Nadie ha probado falsedad alguna en el negocio de Estado.
Pero a un ser poderoso la hacía falta que lo de las
mochilas era criminal negocio y que la única persona
que ofrezca su espalda para llevar cruz tan ignominiosa, fuera
una mujer. ¿Por qué contra ella? Su firma no
es la única que posibilitó el negocio. Hay media
docena de responsables en el hecho, en el negocio. ¿Por
qué solamente Sandra tiene que responder por él?
Diez años de injusticia no pueden proseguir imperando
en un caso que se inscribió en nuestra historia como
uno de los signos más liberadores de la técnica
justiciera.
No dejar hablar a Sandra Correa
es la consigna de una mentalidad bárbara que hace pareja
al negocio oscuro y se ampara en las interpretaciones de un
poder legal sin humana naturalidad. Los gestores de este hecho
están en la línea de los que forzaron una Corte
Suprema de Justicia, que se ahogó a sí misma
y de los que consagran desde el Congreso Nacional la desclasificación
moral del concepto de ley y de justicia en la Nación.
Se
conoce que el caso de Sandra ha llegado a las más altas
esferas de nuestra Corte Suprema de Justicia. Es un signo
seguro de esperanza. No se puede inmolar de la manera como
se procede en el caso, a ningún ser humano.

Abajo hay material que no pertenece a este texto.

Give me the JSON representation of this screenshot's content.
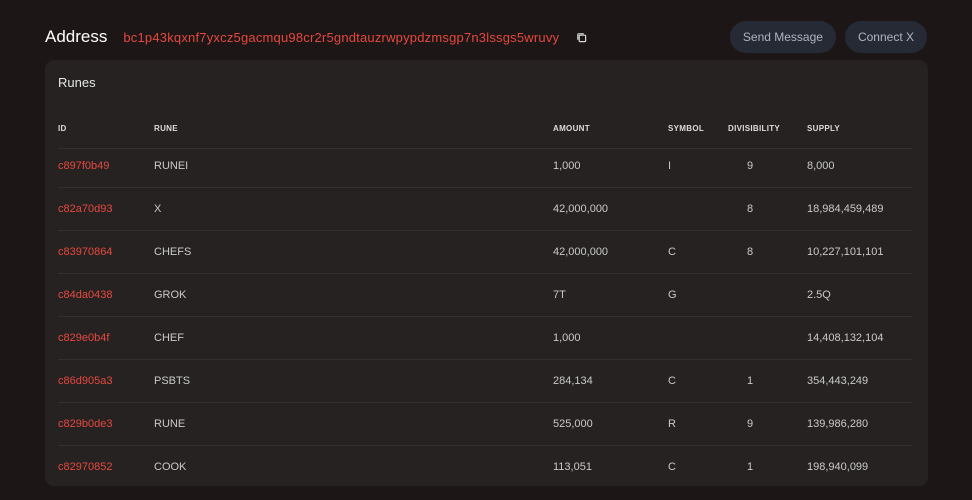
{
  "header": {
    "label": "Address",
    "address": "bc1p43kqxnf7yxcz5gacmqu98cr2r5gndtauzrwpypdzmsgp7n3lssgs5wruvy",
    "send_message_label": "Send Message",
    "connect_label": "Connect X"
  },
  "panel": {
    "title": "Runes"
  },
  "table": {
    "columns": {
      "id": "ID",
      "rune": "RUNE",
      "amount": "AMOUNT",
      "symbol": "SYMBOL",
      "divisibility": "DIVISIBILITY",
      "supply": "SUPPLY"
    },
    "rows": [
      {
        "id": "c897f0b49",
        "rune": "RUNEI",
        "amount": "1,000",
        "symbol": "I",
        "divisibility": "9",
        "supply": "8,000"
      },
      {
        "id": "c82a70d93",
        "rune": "X",
        "amount": "42,000,000",
        "symbol": "",
        "divisibility": "8",
        "supply": "18,984,459,489"
      },
      {
        "id": "c83970864",
        "rune": "CHEFS",
        "amount": "42,000,000",
        "symbol": "C",
        "divisibility": "8",
        "supply": "10,227,101,101"
      },
      {
        "id": "c84da0438",
        "rune": "GROK",
        "amount": "7T",
        "symbol": "G",
        "divisibility": "",
        "supply": "2.5Q"
      },
      {
        "id": "c829e0b4f",
        "rune": "CHEF",
        "amount": "1,000",
        "symbol": "",
        "divisibility": "",
        "supply": "14,408,132,104"
      },
      {
        "id": "c86d905a3",
        "rune": "PSBTS",
        "amount": "284,134",
        "symbol": "C",
        "divisibility": "1",
        "supply": "354,443,249"
      },
      {
        "id": "c829b0de3",
        "rune": "RUNE",
        "amount": "525,000",
        "symbol": "R",
        "divisibility": "9",
        "supply": "139,986,280"
      },
      {
        "id": "c82970852",
        "rune": "COOK",
        "amount": "113,051",
        "symbol": "C",
        "divisibility": "1",
        "supply": "198,940,099"
      }
    ]
  },
  "colors": {
    "background": "#1c1616",
    "panel": "#272222",
    "accent": "#e5483f",
    "button_bg": "#262a35",
    "button_text": "#aeb3c2"
  },
  "icons": {
    "copy": "copy-icon"
  }
}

En la certeza
de la verdad, en cuanto a las responsabilidades de la doctora
Sandra Isabel Correa León, los ecuatorianos encontramos
que típica venganza oriental, tiene sus víctimas
propias. La mujer no ha encontrado mayor oposición
a su normal desarrollo que en sí misma. Y que tristemente
reduce el ser mujer la pasión de grupos de raíces
orientales. Por allí hay argumentos para explicar la
orden de
no
dejarle hablar
a Sandra. Ojalá nuestra Corte Suprema rescate este
mancillado honor.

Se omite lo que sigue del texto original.